Youth exhibit advocates against violence
Apr. 23—HIGH POINT — Young people from the High Point area will display photos illustrating their impressions of violence in the community and how to counter it during an event today.
The middle and high school students in the inaugural Project Resilience High Point mentoring program will display their photographic designs from 10 a.m. to noon at the Piedmont Environmental Center at 1220 Penny Road in what's called a photovoice advocacy exhibit, said Erica Payton Foh, an assistant professor of public health education at the University of North Carolina at Greensboro. It is open to the public.
"This will be a community event where youth participants share their experiences and results from the photovoice project and to advocate against violence," said Foh, an organizer of the mentoring program. "Photovoice is a research process in which people use photographs to depict and describe social, environmental and health issues that impact their lives. Photovoice is often used as a method to gain understanding of health issues that impact youth, including community violence."
Ten middle school students from High Point, Greensboro and Kernersville spent eight weeks being mentored by 10 college students from High Point University, UNCG and North Carolina A&T State University. The exhibit culminates the mentorship program. The program was funded by the Foundation for a Healthy High Point in collaboration with the groups Resilience High Point, Change Often and D-Up.

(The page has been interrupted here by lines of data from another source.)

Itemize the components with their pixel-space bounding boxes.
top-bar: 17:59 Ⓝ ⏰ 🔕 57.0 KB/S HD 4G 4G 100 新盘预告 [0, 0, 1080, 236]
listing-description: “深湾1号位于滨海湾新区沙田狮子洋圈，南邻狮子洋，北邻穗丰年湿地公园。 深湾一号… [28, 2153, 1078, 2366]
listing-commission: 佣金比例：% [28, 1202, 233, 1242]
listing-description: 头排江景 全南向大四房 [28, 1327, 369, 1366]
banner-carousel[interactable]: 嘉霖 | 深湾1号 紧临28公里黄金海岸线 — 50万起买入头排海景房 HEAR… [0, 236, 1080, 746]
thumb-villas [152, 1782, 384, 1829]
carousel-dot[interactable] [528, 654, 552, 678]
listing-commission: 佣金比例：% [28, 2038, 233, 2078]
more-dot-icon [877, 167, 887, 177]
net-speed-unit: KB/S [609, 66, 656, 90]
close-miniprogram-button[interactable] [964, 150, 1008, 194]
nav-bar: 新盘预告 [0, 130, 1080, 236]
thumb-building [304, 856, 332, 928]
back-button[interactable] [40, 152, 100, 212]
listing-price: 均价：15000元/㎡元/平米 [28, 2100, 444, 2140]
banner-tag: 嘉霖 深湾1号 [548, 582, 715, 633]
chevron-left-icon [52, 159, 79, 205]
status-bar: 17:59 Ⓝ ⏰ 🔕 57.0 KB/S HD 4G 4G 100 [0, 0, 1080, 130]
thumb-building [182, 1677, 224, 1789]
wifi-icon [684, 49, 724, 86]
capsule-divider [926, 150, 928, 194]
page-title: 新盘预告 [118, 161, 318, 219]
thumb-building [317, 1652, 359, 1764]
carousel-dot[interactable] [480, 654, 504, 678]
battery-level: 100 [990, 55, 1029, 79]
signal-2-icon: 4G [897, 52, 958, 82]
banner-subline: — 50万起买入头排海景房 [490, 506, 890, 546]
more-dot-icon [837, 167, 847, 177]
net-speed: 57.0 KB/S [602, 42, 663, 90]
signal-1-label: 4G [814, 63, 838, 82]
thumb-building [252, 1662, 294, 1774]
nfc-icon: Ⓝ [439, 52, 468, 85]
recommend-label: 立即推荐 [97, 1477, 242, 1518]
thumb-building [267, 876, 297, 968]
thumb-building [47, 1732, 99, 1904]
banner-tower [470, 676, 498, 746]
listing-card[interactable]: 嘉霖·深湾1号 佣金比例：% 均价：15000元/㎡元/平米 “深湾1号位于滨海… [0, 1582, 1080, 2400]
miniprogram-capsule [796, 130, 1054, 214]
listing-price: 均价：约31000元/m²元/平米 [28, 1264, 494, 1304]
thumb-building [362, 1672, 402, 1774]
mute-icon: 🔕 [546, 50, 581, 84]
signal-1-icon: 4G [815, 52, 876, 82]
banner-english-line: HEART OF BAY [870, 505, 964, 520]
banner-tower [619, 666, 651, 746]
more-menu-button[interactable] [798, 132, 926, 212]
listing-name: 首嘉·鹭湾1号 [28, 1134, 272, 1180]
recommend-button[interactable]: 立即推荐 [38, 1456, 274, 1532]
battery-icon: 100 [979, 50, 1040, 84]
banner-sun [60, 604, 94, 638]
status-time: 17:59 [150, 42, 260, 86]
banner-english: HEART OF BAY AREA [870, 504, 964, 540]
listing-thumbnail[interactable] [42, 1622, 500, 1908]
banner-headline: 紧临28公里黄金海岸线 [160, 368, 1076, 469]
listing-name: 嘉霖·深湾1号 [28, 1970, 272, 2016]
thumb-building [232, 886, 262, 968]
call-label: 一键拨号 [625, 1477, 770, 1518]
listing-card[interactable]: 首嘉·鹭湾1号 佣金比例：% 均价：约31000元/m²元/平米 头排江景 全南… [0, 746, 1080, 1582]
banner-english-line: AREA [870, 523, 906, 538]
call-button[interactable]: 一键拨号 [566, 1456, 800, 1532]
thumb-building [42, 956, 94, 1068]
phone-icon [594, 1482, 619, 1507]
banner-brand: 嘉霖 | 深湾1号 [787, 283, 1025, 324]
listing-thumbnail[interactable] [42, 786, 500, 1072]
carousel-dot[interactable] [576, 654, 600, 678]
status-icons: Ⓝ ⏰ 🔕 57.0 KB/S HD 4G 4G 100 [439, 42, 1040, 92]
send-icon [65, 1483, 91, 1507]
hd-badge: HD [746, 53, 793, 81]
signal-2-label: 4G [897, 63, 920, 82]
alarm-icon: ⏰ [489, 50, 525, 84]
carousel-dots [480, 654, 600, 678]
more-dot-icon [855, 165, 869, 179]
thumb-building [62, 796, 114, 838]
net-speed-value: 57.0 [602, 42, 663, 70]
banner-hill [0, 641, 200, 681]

"The goal is to develop our next youth change agents and violence prevention advocates," Foh told The High Point Enterprise.
The mentoring program takes place against the backdrop of increasing youth violence in High Point over the past year, including crimes with firearms.
For the photovoice aspect of the program, young people and their mentors went on assigned "photo missions" around the city for three weeks and were asked to take pictures that represented what they like about their community, the causes and consequences of community violence and what they would like to see more of in the community to promote peace, Foh said.
"The findings from the photovoice project can also be used to advocate for community change by presenting these findings to local decision-makers and policy-makers," Foh said.